Итого $2600. Такая сумма нужна мне, чтобы слетать туда. Мама с папой, ясное дело, меня не поддержат, они также не разрешают мне брать что-либо с моего счета – мне все эти годы дарили деньги, но на образовательные цели, и за ними пока остается право распоряжаться этим счетом, так что спорить тут бесполезно. Более того, только благодаря бабушкиному вмешательству и моим угрозам уехать жить к Ди мама вообще разрешила мне вернуться домой. Вот как она зла. Зла, хотя даже всего и не знает. Я сказала, что уже ездила в Париж. Но не сказала зачем. И с кем. И почему мне надо ехать туда снова, за исключением того, что у меня там кое-что важное осталось – они верят, что я о чемодане.
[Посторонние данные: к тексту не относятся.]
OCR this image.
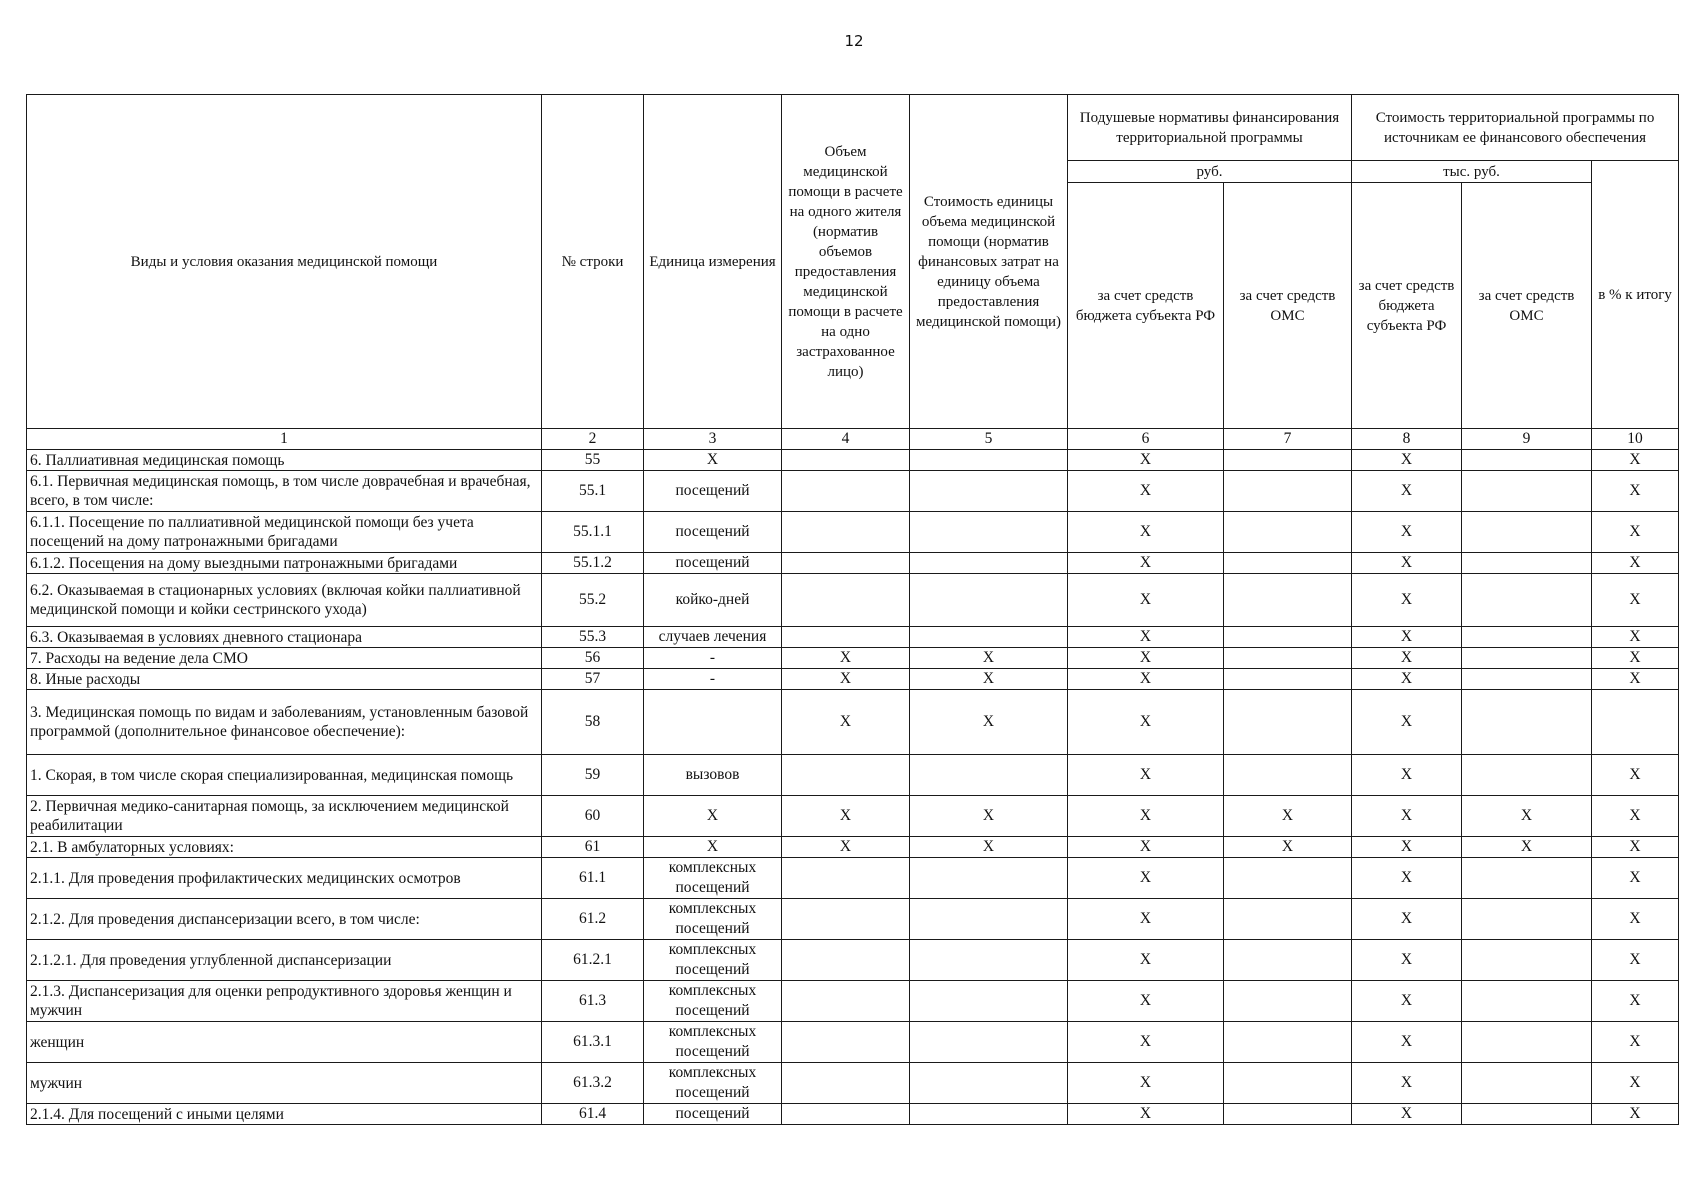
12
Виды и условия оказания медицинской помощи	№ строки	Единица измерения	Объем медицинской помощи в расчете на одного жителя (норматив объемов предоставления медицинской помощи в расчете на одно застрахованное лицо)	Стоимость единицы объема медицинской помощи (норматив финансовых затрат на единицу объема предоставления медицинской помощи)	Подушевые нормативы финансирования территориальной программы		Стоимость территориальной программы по источникам ее финансового обеспечения		
					руб.		тыс. руб.		в % к итогу
					за счет средств бюджета субъекта РФ	за счет средств ОМС	за счет средств бюджета субъекта РФ	за счет средств ОМС	
1	2	3	4	5	6	7	8	9	10
6. Паллиативная медицинская помощь	55	X			X		X		X
6.1. Первичная медицинская помощь, в том числе доврачебная и врачебная, всего, в том числе:	55.1	посещений			X		X		X
6.1.1. Посещение по паллиативной медицинской помощи без учета посещений на дому патронажными бригадами	55.1.1	посещений			X		X		X
6.1.2. Посещения на дому выездными патронажными бригадами	55.1.2	посещений			X		X		X
6.2. Оказываемая в стационарных условиях (включая койки паллиативной медицинской помощи и койки сестринского ухода)	55.2	койко-дней			X		X		X
6.3. Оказываемая в условиях дневного стационара	55.3	случаев лечения			X		X		X
7. Расходы на ведение дела СМО	56	-	X	X	X		X		X
8. Иные расходы	57	-	X	X	X		X		X
3. Медицинская помощь по видам и заболеваниям, установленным базовой программой (дополнительное финансовое обеспечение):	58		X	X	X		X		
1. Скорая, в том числе скорая специализированная, медицинская помощь	59	вызовов			X		X		X
2. Первичная медико-санитарная помощь, за исключением медицинской реабилитации	60	X	X	X	X	X	X	X	X
2.1. В амбулаторных условиях:	61	X	X	X	X	X	X	X	X
2.1.1. Для проведения профилактических медицинских осмотров	61.1	комплексных посещений			X		X		X
2.1.2. Для проведения диспансеризации всего, в том числе:	61.2	комплексных посещений			X		X		X
2.1.2.1. Для проведения углубленной диспансеризации	61.2.1	комплексных посещений			X		X		X
2.1.3. Диспансеризация для оценки репродуктивного здоровья женщин и мужчин	61.3	комплексных посещений			X		X		X
женщин	61.3.1	комплексных посещений			X		X		X
мужчин	61.3.2	комплексных посещений			X		X		X
2.1.4. Для посещений с иными целями	61.4	посещений			X		X		X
Я даже не знаю, что злит ее больше – то, что я обманула ее прошлым летом, или то, что не рассказываю все сейчас. После Седера она перестала со мной разговаривать, за четыре недели я от нее почти ни слова не услышала. Началось лето, я вернулась домой, и мама меня буквально избегает. Мне от этого и хорошо, и страшно, потому что раньше она так со мной не обходилась.

Ди говорит, что скопить две шестьсот за два месяца – это трудно, но не невозможно. Он предлагает отказаться от французского. Но мне кажется, что он мне нужен. Я всегда хотела выучить его. Ну, и я не поеду в Париж без знания языка – мне же предстоит встреча с Селин.

Значит, нужно две шестьсот. Достижимо. Если найти работу. Но дело-то в том, что я никогда раньше не работала. Ничего даже похожего на работу не делала, разве что нянчилась с детьми и помогала папе раскладывать рабочие документы, хотя в резюме, бланки которого я распечатала на красивой бумаге, это не впишешь. Может быть, как раз поэтому после того, как я разнесла его во все офисы города, где имелись вакансии, никто так и не откликнулся.

Тогда я принимаю решение продать свою коллекцию часов и везу их в Филадельфию к антиквару. За все он предлагает мне полторы тысячи. Пока я их собирала, я потратила как минимум вдвое больше, но он смотрит на меня равнодушно и говорит, что, может быть, на «иБэе» и выйдет дороже. Но на это уйдет несколько месяцев, а я хочу избавиться от них поскорее. Так что я отдаю ему все будильники, кроме одного – Бетти Буп я посылаю Ди.

Узнав, что я сделала, мама качает головой с глубочайшим омерзением на лице, словно я продала собственное тело, а не часы. Она осуждает меня все сильнее, дома все равно что висит радиоактивное облако. И нигде не спрячешься.

Мне просто необходимо найти работу. Не просто заработать на поездку, а уйти жить в другое место. К Мелани я сбежать не могу. Во-первых, мы с ней не общаемся, а во-вторых, она на пол-лета уехала в Мэн, у нее какая-то музыкальная программа – это я узнала от папы.

– Не сдавайся, – говорит Ди, которому я звоню попросить совета, как найти работу. Приходится пользоваться домашним телефоном, потому что в качестве наказания меня лишили сотового, запаролили Интернет, так что мне приходится либо просить их ввести пароль, либо идти в библиотеку. – Разнеси резюме вообще всем, а не только туда, где есть вакансии, – если кто-то находится в столь безнадежном положении, что готов нанять человека вроде тебя, это обычно означает, что времени давать объявления у них просто нет.